As luzes se apagam e escutamos, no escuro, a gravação da voz de uma mulher. Começa a cena de Vaga Carne, com Grace Passô. Que logo aparecerá sob um foco de luz no rosto, com ela de óculos escuros. Depois veremos uma bateria musical ao lado, num palco praticamente nu, apenas com as rotundas em volta. A plateia é configurada na forma de esporão, com a relação frontal, uma à esquerda e o outra à direita. Estamos bem próximos da atriz, aliás, dentro do palco do teatro à italiana.

A voz fala de um ser que descreve as coisas e das coisas e outros seres que invade, transita e habita por um tempo. Quem invade? Seria um vírus? Um algo sem nome.
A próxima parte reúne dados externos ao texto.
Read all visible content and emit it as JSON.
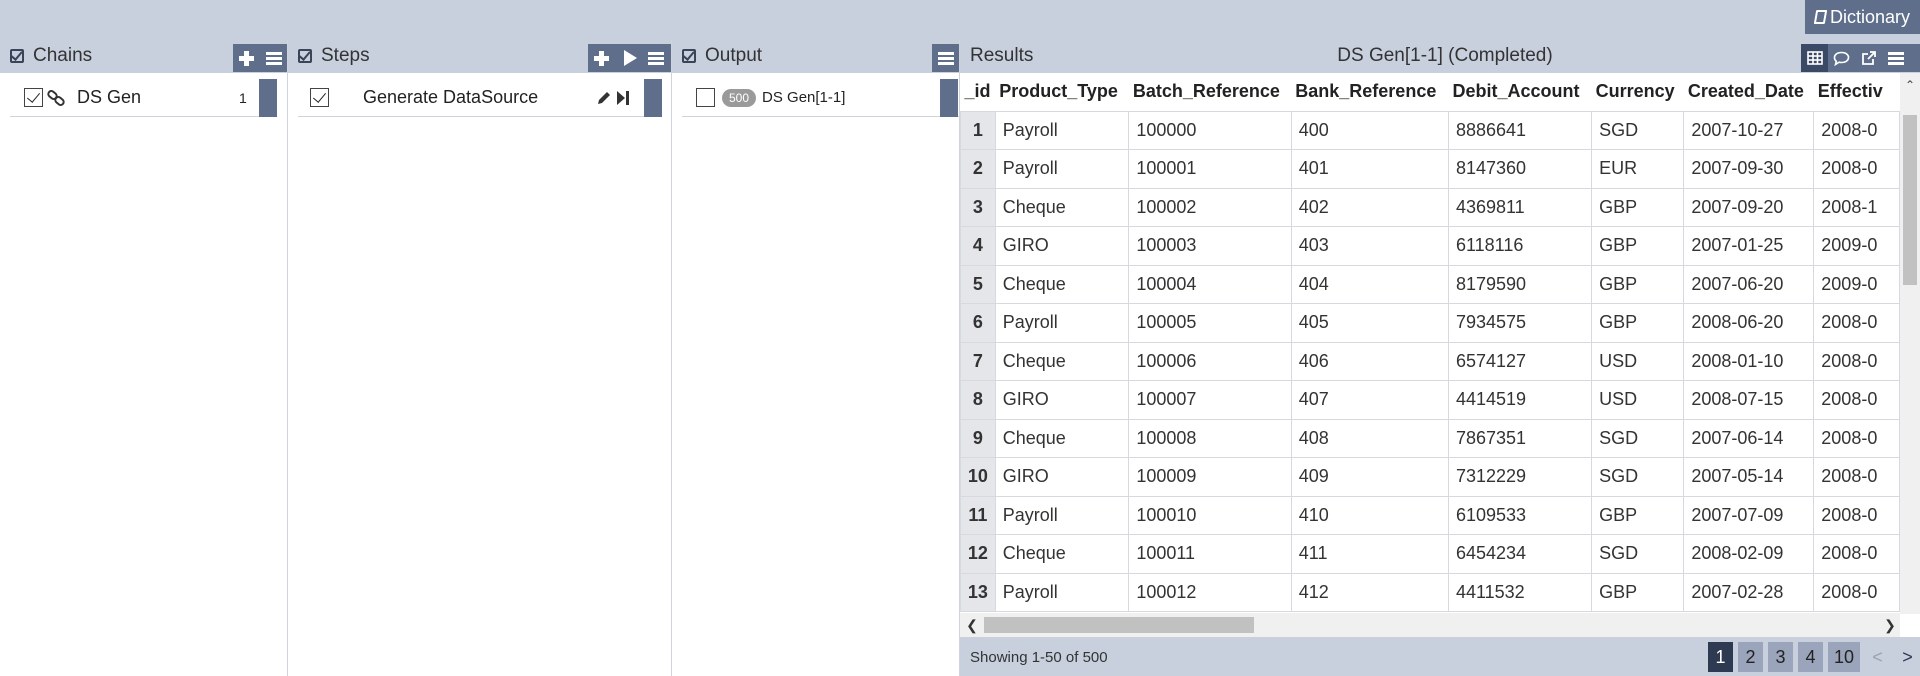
{
  "app": {
    "dictionary_label": "Dictionary"
  },
  "chains": {
    "title": "Chains",
    "items": [
      {
        "label": "DS Gen",
        "count": "1"
      }
    ]
  },
  "steps": {
    "title": "Steps",
    "items": [
      {
        "label": "Generate DataSource"
      }
    ]
  },
  "output": {
    "title": "Output",
    "items": [
      {
        "badge": "500",
        "label": "DS Gen[1-1]"
      }
    ]
  },
  "results": {
    "title": "Results",
    "subtitle": "DS Gen[1-1] (Completed)",
    "columns": [
      "_id",
      "Product_Type",
      "Batch_Reference",
      "Bank_Reference",
      "Debit_Account",
      "Currency",
      "Created_Date",
      "Effectiv"
    ],
    "rows": [
      [
        "1",
        "Payroll",
        "100000",
        "400",
        "8886641",
        "SGD",
        "2007-10-27",
        "2008-0"
      ],
      [
        "2",
        "Payroll",
        "100001",
        "401",
        "8147360",
        "EUR",
        "2007-09-30",
        "2008-0"
      ],
      [
        "3",
        "Cheque",
        "100002",
        "402",
        "4369811",
        "GBP",
        "2007-09-20",
        "2008-1"
      ],
      [
        "4",
        "GIRO",
        "100003",
        "403",
        "6118116",
        "GBP",
        "2007-01-25",
        "2009-0"
      ],
      [
        "5",
        "Cheque",
        "100004",
        "404",
        "8179590",
        "GBP",
        "2007-06-20",
        "2009-0"
      ],
      [
        "6",
        "Payroll",
        "100005",
        "405",
        "7934575",
        "GBP",
        "2008-06-20",
        "2008-0"
      ],
      [
        "7",
        "Cheque",
        "100006",
        "406",
        "6574127",
        "USD",
        "2008-01-10",
        "2008-0"
      ],
      [
        "8",
        "GIRO",
        "100007",
        "407",
        "4414519",
        "USD",
        "2008-07-15",
        "2008-0"
      ],
      [
        "9",
        "Cheque",
        "100008",
        "408",
        "7867351",
        "SGD",
        "2007-06-14",
        "2008-0"
      ],
      [
        "10",
        "GIRO",
        "100009",
        "409",
        "7312229",
        "SGD",
        "2007-05-14",
        "2008-0"
      ],
      [
        "11",
        "Payroll",
        "100010",
        "410",
        "6109533",
        "GBP",
        "2007-07-09",
        "2008-0"
      ],
      [
        "12",
        "Cheque",
        "100011",
        "411",
        "6454234",
        "SGD",
        "2008-02-09",
        "2008-0"
      ],
      [
        "13",
        "Payroll",
        "100012",
        "412",
        "4411532",
        "GBP",
        "2007-02-28",
        "2008-0"
      ]
    ],
    "status": "Showing 1-50 of 500",
    "pages": [
      "1",
      "2",
      "3",
      "4",
      "10"
    ],
    "prev_label": "<",
    "next_label": ">"
  }
}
Um efeito da linguagem – o inominável, para lembrar Beckett. que vai nomeando as sensações, passando de uma para outra numa velocidade entre o demorar-se um pouco e o saltar logo  adiante. De operar cortes e de dobrar/desdobrar mundos internos, superfícies e percepções de estados de coisas.

Logo em seguida, esse inominável da linguagem irá invadir e descrever a carne de uma mulher. Daí para diante seguiremos juntos, artista, espectadores e mundos visitados, arrastados por  uma sinfonia agônica e minimalista de voz e corpo, por quase 50 minutos. Um tempo que não vemos passar.  Digo que é um dos trabalhos mais instigantes de Grace Passô – em que vejo uma travessia. Dele falo em três lances breves: o do dispositivo cênico, o da técnica/poética ao modo de uma travessia e o do acontecimento e sua política.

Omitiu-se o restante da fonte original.